Numerical and experimental study on fluid compressibility in a two-stage reciprocating pump-compressor

Abstract

• Liquid piston velocity decreases with increasing pressure due to liquid compressibility. • Liquid piston brings the compression process closer to thermodynamically efficient. • Liquid expansion leads to a decrease of the pump volumetric efficiency. • Pressure ratio has the greatest impact on a decrease of liquid layer height and velocity. Currently, multistage (two and three-stage) reciprocating compressors are used to compress the gas to medium and high pressures. One of the promising operating principles of such machines is a preliminary compression in a single-stage piston compressor and a final gas compression in a working cavity with a liquid piston. The main advantages of a compressor using a liquid piston are intensive cooling of the compressed gas and the absence of leaks and leakages in the cylinder-piston group. This makes it possible to increase the indicated isothermal efficiency and actual volumetric efficiency. The article considered the effect of liquid compressibility in the two-stage piston hybrid positive-displacement machine with a liquid piston.
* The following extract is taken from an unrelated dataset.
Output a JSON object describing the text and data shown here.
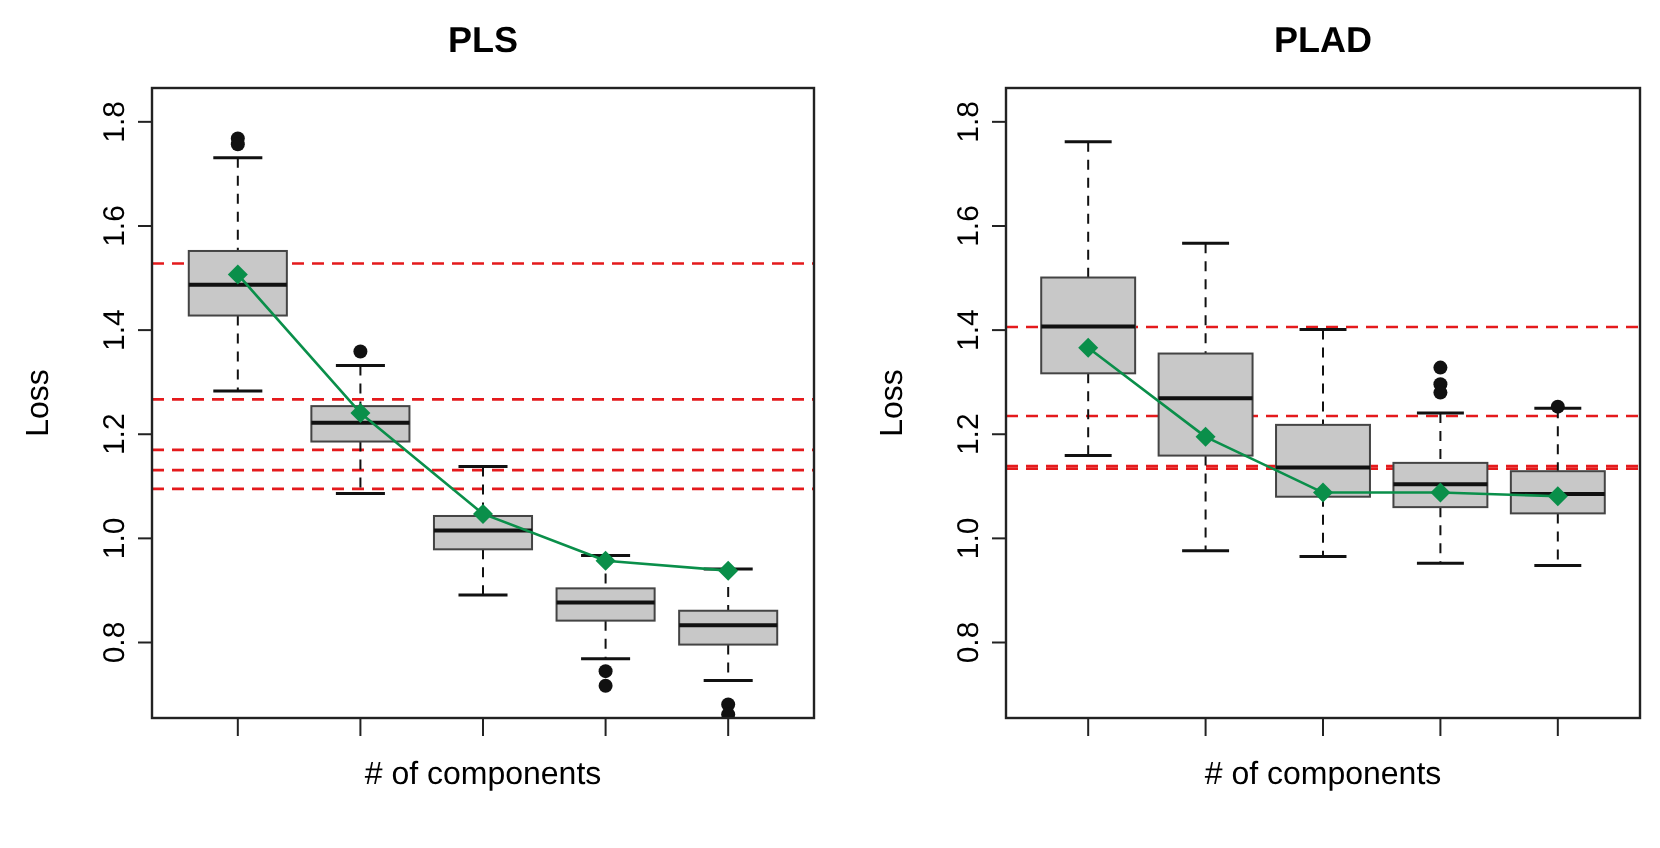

We developed a calculus methodology for the liquid compressibility during gas compression in the second stage of the compression section based on the volume conservation equation and Hooke's law. Numerical simulation showed that the degree of pressure ratio had the greatest impact on the relative decrease in the height and velocity of the liquid layer. We found that the relative decrease in the liquid layer height was within 1%. The relative decrease in the liquid piston velocity was within 5%. We carried out the experiment and validation of the results with a numerical simulation, which reflected the mathematical model validity. The model worked correctly based on an estimated experimental error. The parametric analysis of the test model showed the influence of the main working cavity parameters. The discrepancy in determining the dynamic pressure in the machine cavities conducting theoretical and experimental studies is within 10–15%. The paper analysed the liquid piston compressibility influence on the thermodynamic efficiency of the compression process and compressor performance.